Fintan O’Toole named European Commentator of the Year

'Irish Times' journalist recognised for his insightful commentary on Brexit

 Fintan O’Toole, columnist, The Irish Times, speaking at The Irish Times Corporate Tax Summit in  Dublin in January of this year. File photograph: Dara Mac Dónaill/The Irish Times

Fintan O’Toole, columnist, The Irish Times, speaking at The Irish Times Corporate Tax Summit in Dublin in January of this year. File photograph: Dara Mac Dónaill/The Irish Times

 

Irish Times journalist Fintan O’Toole has been awarded a European Press Prize for his work on the Brexit referendum and its aftermath. He is the first Irish recipient of the prestigious award.

O’Toole was announced as the winner in the Commentator category at a ceremony in Amsterdam on Thursday evening.

The judges hailed “his perspective, his acute observation - and the pungent writing style that make these ideas live”. His “vivid series” on Brexit added “an extra dimension of Dublin alarm” as the United Kingdom voted to leave the EU, the panel added.

Also shortlisted in the Commentary category were journalists from Germany, the Netherlands, Poland and the UK, including the late Sunday Times critic AA Gill and John Harris of the Guardian.

I think it was important for Ireland and for Irish journalism that there was a specific Irish response to Brexit

The annual European Press Prize, which is open to print and digital journalists from any of the 47 countries in the Council of Europe, awards four prizes, each worth €10,000, for Commentary, Distinguished Writing, Innovation, and Investigative Reporting.

‘Huge honour’

O’Toole, who is assistant editor at The Irish Times and has been a columnist with the paper since 1988, said he was humbled by the “huge honour” and paid tribute to the “formidable” journalists on the shortlist.

Fintan O'Toole writes on Brexit

“I think it’s particularly pleasing because the work is to do with Brexit. I think it was important for Ireland and for Irish journalism that there was a specific Irish response to Brexit.

“It’s obviously an enormous European story, but there was a very particular Irish take on it, and I think that’s where The Irish Times was really important for public discourse in Ireland, but also in Europe,” he said.

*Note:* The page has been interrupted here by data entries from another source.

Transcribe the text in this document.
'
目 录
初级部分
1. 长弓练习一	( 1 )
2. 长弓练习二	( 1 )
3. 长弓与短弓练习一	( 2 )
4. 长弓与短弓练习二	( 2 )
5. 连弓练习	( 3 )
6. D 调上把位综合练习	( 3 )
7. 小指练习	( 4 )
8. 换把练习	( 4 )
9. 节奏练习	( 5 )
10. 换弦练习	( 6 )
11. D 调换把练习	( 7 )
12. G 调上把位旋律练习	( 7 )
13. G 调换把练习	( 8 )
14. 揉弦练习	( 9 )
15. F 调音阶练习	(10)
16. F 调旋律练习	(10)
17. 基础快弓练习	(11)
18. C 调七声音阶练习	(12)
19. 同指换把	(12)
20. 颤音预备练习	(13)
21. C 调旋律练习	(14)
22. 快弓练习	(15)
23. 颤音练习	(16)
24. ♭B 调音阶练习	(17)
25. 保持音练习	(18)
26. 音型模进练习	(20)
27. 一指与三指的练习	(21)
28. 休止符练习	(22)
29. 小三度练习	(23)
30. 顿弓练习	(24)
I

Ireland offered a unique vantage point on Brexit and its fallout, given the relationship between the two islands, he added. “I suppose we think we understand Britain in ways, both good and bad, that other European countries might not.

“At the same time there’s also a very particular kind of anger in Ireland because the effects on us are so profound.”

Fintan O’Toole is this year’s winner in a field that included John Harris’s brilliant commentaries on Britain’s EU referendum from the Guardian. Photograph: Clare Keogh/Provision
Fintan O’Toole is this year’s winner in a field that included John Harris’s brilliant commentaries on Britain’s EU referendum from the Guardian. Photograph: Clare Keogh/Provision

The winning series includes articles written before and after the referendum in June last year, including a front-page commentary in The Irish Times, published under the headline “Brexit fantasy is about to come crashing down”, on the morning after the result. The series included articles that also appeared in the Guardian and Observer.

O’Toole, who was previously shortlisted for the award in 2016, remarked that it was in times of crisis that readers were most engaged with opinion columns.

I think what we’re seeing now is that there is a swing back towards newspapers

“It’s not necessarily that they’re looking to agree with you, but they’re looking to formulate their own thoughts and it’s useful for them to have somebody articulate something.”

Palpable engagement

Despite the turmoil caused by Brexit and the election of Donald Trump in the United States, however, O’Toole said he saw grounds for some optimism in the “palpable sense of engagement” both events had spurred.

“I think people are also coming back to newspapers. There is a sense that in better times, people maybe felt that they didn’t really need newspapers - that they were superfluous.

“I think what we’re seeing now is that there is a swing back towards newspapers. People are subscribing, people are engaging with newspapers more, because they do need sources of information that they trust, and they need a kind of analysis that is evidence-based.”

Among the projects shortlisted in the Investigative Reporting category was “The Panama Papers - The Secrets of Dirty Money”, an investigation by dozens of journalists across Europe, including Colm Keena of The Irish Times, into the secret world of Panamanian offshore companies.

This was published by the International Consortium of Investigative Journalists in alliance with The Irish Times, Süddeutsche Zeitung, the Guardian, Le Monde and 38 other major European publications.